二代目 谷風梶之助

二代目 谷風梶之助

 大相撲秋場所、白鵬の全勝優勝で千秋楽を終えた。自粛された先場所の表彰式では手にすることが出来なかった天皇賜杯を受け取った白鵬は感無量だったことだろう。

 しかし、今の相撲は、朝青龍がいない、琴光喜も野球賭博関与で解雇、外国人力士に押されっぱなしの不甲斐ない日本力士勢…。楽しみは、白鵬が連勝記録をどこまで伸ばすのかと高見盛の取組前の最後の塩のかけ声くらいだ。一相撲ファンのわたしとしてはもっともっと伯仲する幕内の取組、特に三役力士の取組が観たいものである。

 さて、白鵬は連勝記録を62勝として現在歴代2位となった。しかし、実況では「昭和以降の連勝記録…」と「昭和以降」が繰り返し言われていた。昭和より前を含めたら歴代何位になるんだろうと調べたら以下の通りだった。

1位 69連勝 双葉山☆
2位 63連勝 谷風(2代目)
3位 62連勝 白鵬☆(現役更新中)
4位 58連勝 梅ヶ谷(初代)
5位 56連勝 太刀山
6位 53連勝 千代の富士☆
7位 45連勝 大鵬☆

17位 35連勝 朝青龍☆
☆:昭和以降の力士

 白鵬は歴代3位。来場所、負け無しで勝ち越せば双葉山の記録を更新することになる。来場所が楽しみである。

 ところで、歴代2位の2代目谷風梶之助(たにかぜかじのすけ、以下谷風)ってどんな力士だったのかなぁと、これまた調べてみたら、驚き桃の木山椒の木であった。

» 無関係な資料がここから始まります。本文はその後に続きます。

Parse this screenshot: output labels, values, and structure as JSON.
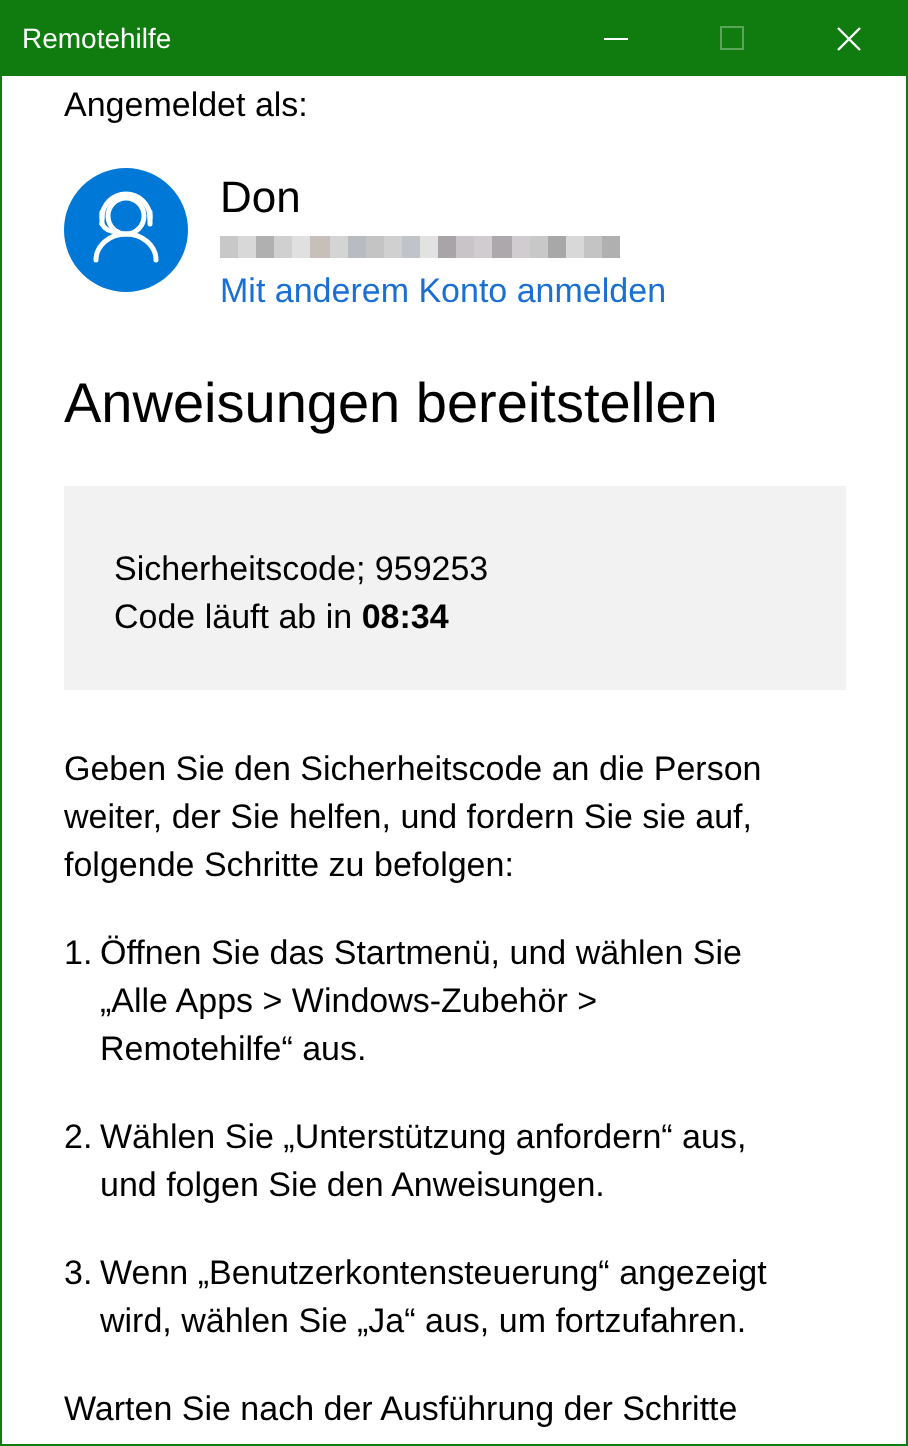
{
  "window": {
    "title": "Remotehilfe"
  },
  "signed_in_label": "Angemeldet als:",
  "account": {
    "name": "Don",
    "switch_link": "Mit anderem Konto anmelden"
  },
  "heading": "Anweisungen bereitstellen",
  "code_box": {
    "code_line": "Sicherheitscode; 959253",
    "expiry_line": "Code läuft ab in **08:34**"
  },
  "intro": "Geben Sie den Sicherheitscode an die Person weiter, der Sie helfen, und fordern Sie sie auf, folgende Schritte zu befolgen:",
  "steps": [
    {
      "number": "1.",
      "text": "Öffnen Sie das Startmenü, und wählen Sie „Alle Apps > Windows-Zubehör > Remotehilfe“ aus."
    },
    {
      "number": "2.",
      "text": "Wählen Sie „Unterstützung anfordern“ aus, und folgen Sie den Anweisungen."
    },
    {
      "number": "3.",
      "text": "Wenn „Benutzerkontensteuerung“ angezeigt wird, wählen Sie „Ja“ aus, um fortzufahren."
    }
  ],
  "footer": "Warten Sie nach der Ausführung der Schritte"
}
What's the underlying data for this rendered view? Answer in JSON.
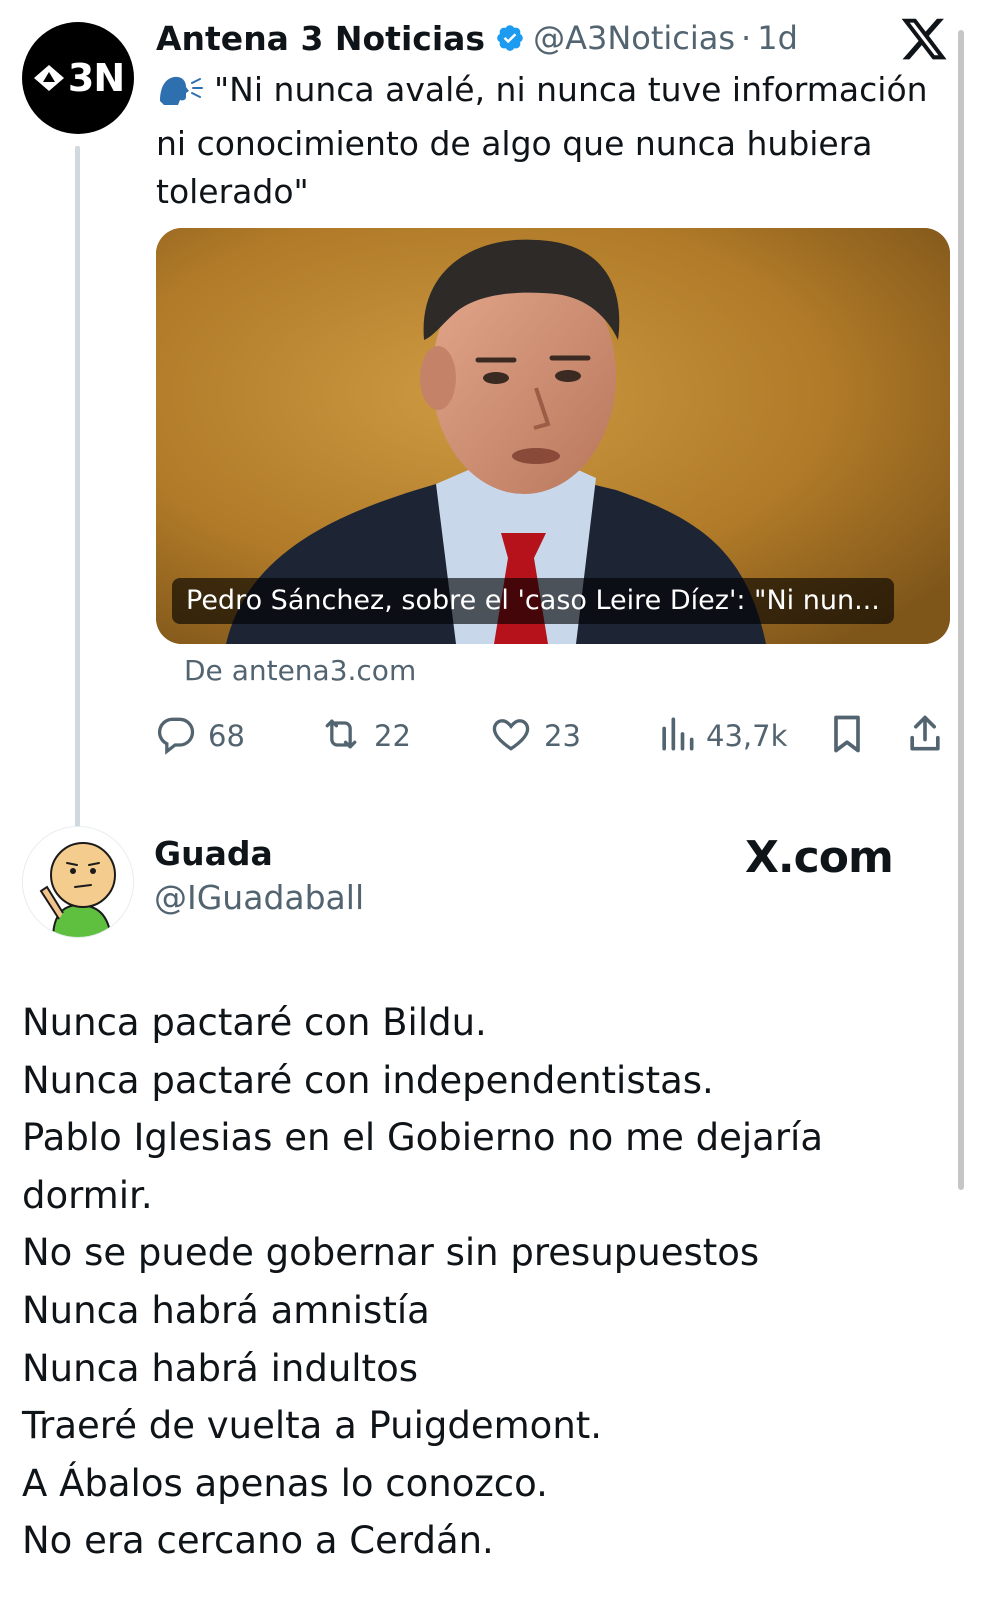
{
  "tweet": {
    "author": {
      "avatar_text": "3N",
      "display_name": "Antena 3 Noticias",
      "handle": "@A3Noticias",
      "separator": "·",
      "time": "1d",
      "verified_color": "#1d9bf0"
    },
    "emoji_icon": "speaking-head-icon",
    "text": "\"Ni nunca avalé, ni nunca tuve información ni conocimiento de algo que nunca hubiera tolerado\"",
    "card": {
      "caption": "Pedro Sánchez, sobre el 'caso Leire Díez': \"Ni nun...",
      "source": "De antena3.com"
    },
    "actions": {
      "replies": "68",
      "reposts": "22",
      "likes": "23",
      "views": "43,7k"
    }
  },
  "reply": {
    "display_name": "Guada",
    "handle": "@IGuadaball",
    "watermark": "X.com",
    "lines": [
      "Nunca pactaré con Bildu.",
      "Nunca pactaré con independentistas.",
      "Pablo Iglesias en el Gobierno no me dejaría",
      "dormir.",
      "No se puede gobernar sin presupuestos",
      "Nunca habrá amnistía",
      "Nunca habrá indultos",
      "Traeré de vuelta a Puigdemont.",
      "A Ábalos apenas lo conozco.",
      "No era cercano a Cerdán."
    ]
  },
  "colors": {
    "text": "#0f1419",
    "secondary": "#536471",
    "thread_line": "#cfd9de",
    "accent_blue": "#1d9bf0"
  }
}
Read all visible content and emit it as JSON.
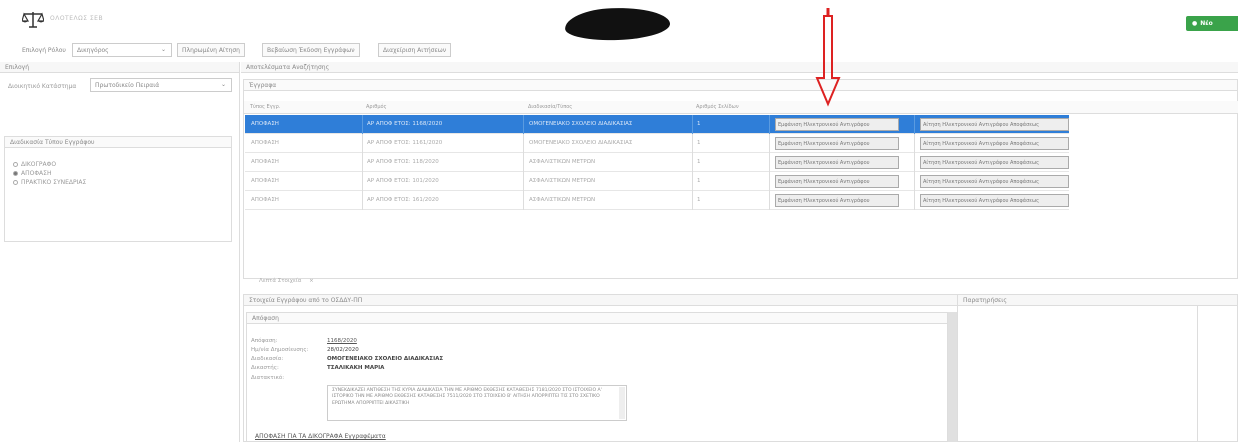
{
  "header": {
    "app_title": "ΟΛΟΤΕΛΩΣ ΣΕΒ",
    "new_button": "Νέο",
    "redacted": "█"
  },
  "toolbar": {
    "label": "Επιλογή Ρόλου",
    "role_select": "Δικηγόρος",
    "buttons": [
      "Πληρωμένη Αίτηση",
      "Βεβαίωση Έκδοση Εγγράφων",
      "Διαχείριση Αιτήσεων"
    ]
  },
  "left": {
    "header": "Επιλογή",
    "field_label": "Διοικητικό Κατάστημα",
    "field_value": "Πρωτοδικείο Πειραιά",
    "filter_header": "Διαδικασία Τύπου Εγγράφου",
    "options": [
      {
        "label": "ΔΙΚΟΓΡΑΦΟ",
        "selected": false
      },
      {
        "label": "ΑΠΟΦΑΣΗ",
        "selected": true
      },
      {
        "label": "ΠΡΑΚΤΙΚΟ ΣΥΝΕΔΡΙΑΣ",
        "selected": false
      }
    ]
  },
  "results": {
    "section_title": "Αποτελέσματα Αναζήτησης",
    "sub_header": "Έγγραφα",
    "columns": [
      "Τύπος Εγγρ.",
      "Αριθμός",
      "Διαδικασία/Τύπος",
      "Αριθμός Σελίδων",
      "",
      ""
    ],
    "rows": [
      {
        "type": "ΑΠΟΦΑΣΗ",
        "number": "ΑΡ ΑΠΟΦ ΕΤΟΣ: 1168/2020",
        "procedure": "ΟΜΟΓΕΝΕΙΑΚΟ ΣΧΟΛΕΙΟ ΔΙΑΔΙΚΑΣΙΑΣ",
        "pages": "1",
        "action1": "Εμφάνιση Ηλεκτρονικού Αντιγράφου",
        "action2": "Αίτηση Ηλεκτρονικού Αντιγράφου Αποφάσεως"
      },
      {
        "type": "ΑΠΟΦΑΣΗ",
        "number": "ΑΡ ΑΠΟΦ ΕΤΟΣ: 1161/2020",
        "procedure": "ΟΜΟΓΕΝΕΙΑΚΟ ΣΧΟΛΕΙΟ ΔΙΑΔΙΚΑΣΙΑΣ",
        "pages": "1",
        "action1": "Εμφάνιση Ηλεκτρονικού Αντιγράφου",
        "action2": "Αίτηση Ηλεκτρονικού Αντιγράφου Αποφάσεως"
      },
      {
        "type": "ΑΠΟΦΑΣΗ",
        "number": "ΑΡ ΑΠΟΦ ΕΤΟΣ: 118/2020",
        "procedure": "ΑΣΦΑΛΙΣΤΙΚΩΝ ΜΕΤΡΩΝ",
        "pages": "1",
        "action1": "Εμφάνιση Ηλεκτρονικού Αντιγράφου",
        "action2": "Αίτηση Ηλεκτρονικού Αντιγράφου Αποφάσεως"
      },
      {
        "type": "ΑΠΟΦΑΣΗ",
        "number": "ΑΡ ΑΠΟΦ ΕΤΟΣ: 101/2020",
        "procedure": "ΑΣΦΑΛΙΣΤΙΚΩΝ ΜΕΤΡΩΝ",
        "pages": "1",
        "action1": "Εμφάνιση Ηλεκτρονικού Αντιγράφου",
        "action2": "Αίτηση Ηλεκτρονικού Αντιγράφου Αποφάσεως"
      },
      {
        "type": "ΑΠΟΦΑΣΗ",
        "number": "ΑΡ ΑΠΟΦ ΕΤΟΣ: 161/2020",
        "procedure": "ΑΣΦΑΛΙΣΤΙΚΩΝ ΜΕΤΡΩΝ",
        "pages": "1",
        "action1": "Εμφάνιση Ηλεκτρονικού Αντιγράφου",
        "action2": "Αίτηση Ηλεκτρονικού Αντιγράφου Αποφάσεως"
      }
    ]
  },
  "tabs": {
    "label": "Λεπτά Στοιχεία",
    "close": "×"
  },
  "detail": {
    "header": "Στοιχεία Εγγράφου από το ΟΣΔΔΥ-ΠΠ",
    "sub_header": "Απόφαση",
    "fields": [
      {
        "label": "Απόφαση:",
        "value": "1168/2020",
        "link": true
      },
      {
        "label": "Ημ/νία Δημοσίευσης:",
        "value": "28/02/2020",
        "link": false
      },
      {
        "label": "Διαδικασία:",
        "value": "ΟΜΟΓΕΝΕΙΑΚΟ ΣΧΟΛΕΙΟ ΔΙΑΔΙΚΑΣΙΑΣ",
        "link": false
      },
      {
        "label": "Δικαστής:",
        "value": "ΤΣΑΛΙΚΑΚΗ ΜΑΡΙΑ",
        "link": false
      },
      {
        "label": "Διατακτικό:",
        "value": "",
        "link": false
      }
    ],
    "text": "ΣΥΝΕΚΔΙΚΑΖΕΙ ΑΝΤΙΘΕΣΗ ΤΗΣ ΚΥΡΙΑ ΔΙΑΔΙΚΑΣΙΑ ΤΗΝ ΜΕ ΑΡΙΘΜΟ ΕΚΘΕΣΗΣ ΚΑΤΑΘΕΣΗΣ 7181/2020 ΣΤΟ ΙΣΤΟΙΧΕΙΟ Α' ΙΣΤΟΡΙΚΟ ΤΗΝ ΜΕ ΑΡΙΘΜΟ ΕΚΘΕΣΗΣ ΚΑΤΑΘΕΣΗΣ 7511/2020 ΣΤΟ ΣΤΟΙΧΕΙΟ Β' ΑΙΤΗΣΗ ΑΠΟΡΡΙΠΤΕΙ ΤΙΣ ΣΤΟ ΣΧΕΤΙΚΟ ΕΡΩΤΗΜΑ ΑΠΟΡΡΙΠΤΕΙ ΔΙΚΑΣΤΙΚΗ",
    "bottom_link": "ΑΠΟΦΑΣΗ ΓΙΑ ΤΑ ΔΙΚΟΓΡΑΦΑ Εγγραφέματα"
  },
  "notes": {
    "header": "Παρατηρήσεις"
  }
}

 谷風は江戸時代後期の10代将軍徳川家治、11代将軍徳川家斉のときに活躍した大横綱だった。63連勝は江戸本場所のみの記録で、当時開催されていた京都本場所、大阪本場所を含めると98連勝になるそうだ。

 ただ、「引き分け」、「預かり(物言いのついたきわどい相撲などで、あえて勝敗を決めない取組)」、「休場」も間に含んだ記録。また、申し合いの取組(八百長)もあったかもしれない。当時の正確な記録も残っていないのだろう。で、現在は昭和以降で記録を決めているのだと思う。

 谷風の体型は全盛時代で身長189センチ、体重169キロのアンコ型巨人だったそうだ。江戸時代後期の男性の平均身長が157cmだから、今だったらアンドレ・ザ・ジャイアント(←ちょっと古い)を見上げるような感覚だったことだろう。